Problem
I have a pandas dataframe, and I need count how many rows are there where each unique entry in the dataframe occurs within the same row of each other entry.
Related but different posts
- Co-occurrence Matrix from list of words in Python: Similar question to mine, but does not start with a dataframe. Most answers use iterations. I hope a better solution exists in Pandas.
- Constructing a co-occurrence matrix in python pandas: This already starts with a dataframe where there are only 0 and 1 in the body (I guess representing the actual values?) but not the actual values.
- Convert Two column data frame to occurrence matrix in pandas: This post assumes there are two columns only, which is rather restrictive for the case discussed here
Reproducible Setup
import pandas as pd
import numpy as np
The dataframe:
df = pd.DataFrame({'a': ['A', 'A', 'B', 'B'],
'b': ['B', 'C', 'B', 'B'],
'c': ['C', 'A', 'C', 'A'],
'd': ['B', 'D', 'B', 'A']},
index=[0, 1, 2, 3])
ie:
+----+-----+-----+-----+-----+
| | a | b | c | d |
|----+-----+-----+-----+-----|
| 0 | A | B | C | B |
| 1 | A | C | A | D |
| 2 | B | B | C | B |
| 3 | B | B | A | A |
+----+-----+-----+-----+-----+
(Printed using this.)
What I have tried
I have tried to use the code from answer, & substituting these variables:
document = [list(each) for each in df.values]

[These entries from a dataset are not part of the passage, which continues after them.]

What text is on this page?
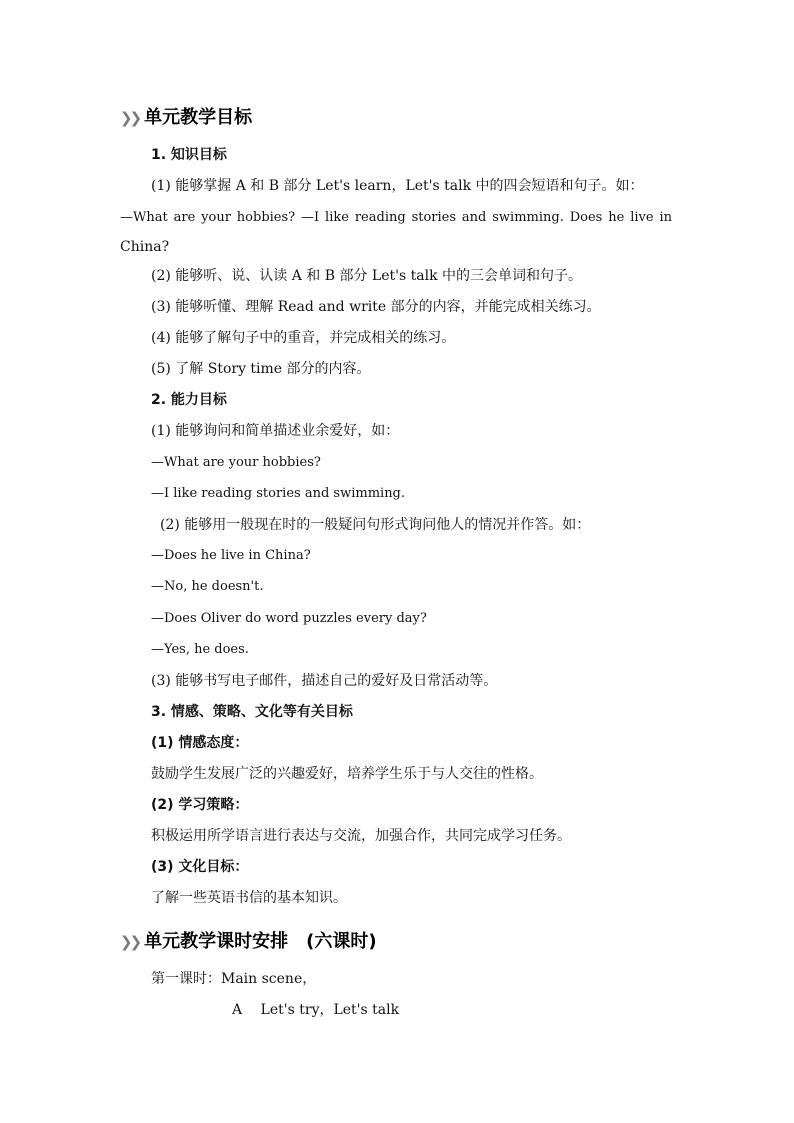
❯❯ 单元教学目标
1. 知识目标
(1) 能够掌握 A 和 B 部分 Let's learn，Let's talk 中的四会短语和句子。如：
—What are your hobbies? —I like reading stories and swimming. Does he live in
China?
(2) 能够听、说、认读 A 和 B 部分 Let's talk 中的三会单词和句子。
(3) 能够听懂、理解 Read and write 部分的内容，并能完成相关练习。
(4) 能够了解句子中的重音，并完成相关的练习。
(5) 了解 Story time 部分的内容。
2. 能力目标
(1) 能够询问和简单描述业余爱好，如：
—What are your hobbies?
—I like reading stories and swimming.
(2) 能够用一般现在时的一般疑问句形式询问他人的情况并作答。如：
—Does he live in China?
—No, he doesn't.
—Does Oliver do word puzzles every day?
—Yes, he does.
(3) 能够书写电子邮件，描述自己的爱好及日常活动等。
3. 情感、策略、文化等有关目标
(1) 情感态度：
鼓励学生发展广泛的兴趣爱好，培养学生乐于与人交往的性格。
(2) 学习策略：
积极运用所学语言进行表达与交流，加强合作，共同完成学习任务。
(3) 文化目标：
了解一些英语书信的基本知识。
❯❯ 单元教学课时安排　(六课时)
第一课时：Main scene，
A　 Let's try，Let's talk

names = list(np.unique(df.values))
It gave the wrong results:
A B C D
A 4 6 3 2
B 6 10 5 0
C 3 5 0 1
D 2 0 1 0
It is based on iteratations, so I would hope for a better solution.
Expected Output
+----+-----+-----+-----+-----+
| | A | B | C | D |
|----+-----+-----+-----+-----|
| A | nan | 2 | 2 | 1 |
| B | 2 | nan | 2 | 0 |
| C | 2 | 2 | nan | 1 |
| D | 1 | 0 | 1 | nan |
+----+-----+-----+-----+-----+
There are 2
rows where A
& B
both appears, so the value in the cell row A
column B
is 2
.
There are 2
rows where A
& C
both appears, so the value in the cell row A
column C
is 2
.
Question
How can I get this row-wise cooccurence matrix easily in Pandas? It would be great if I didn't have to loop through the values.
(pandas.Categorical might be some use, I haven't managed to make it work yet.)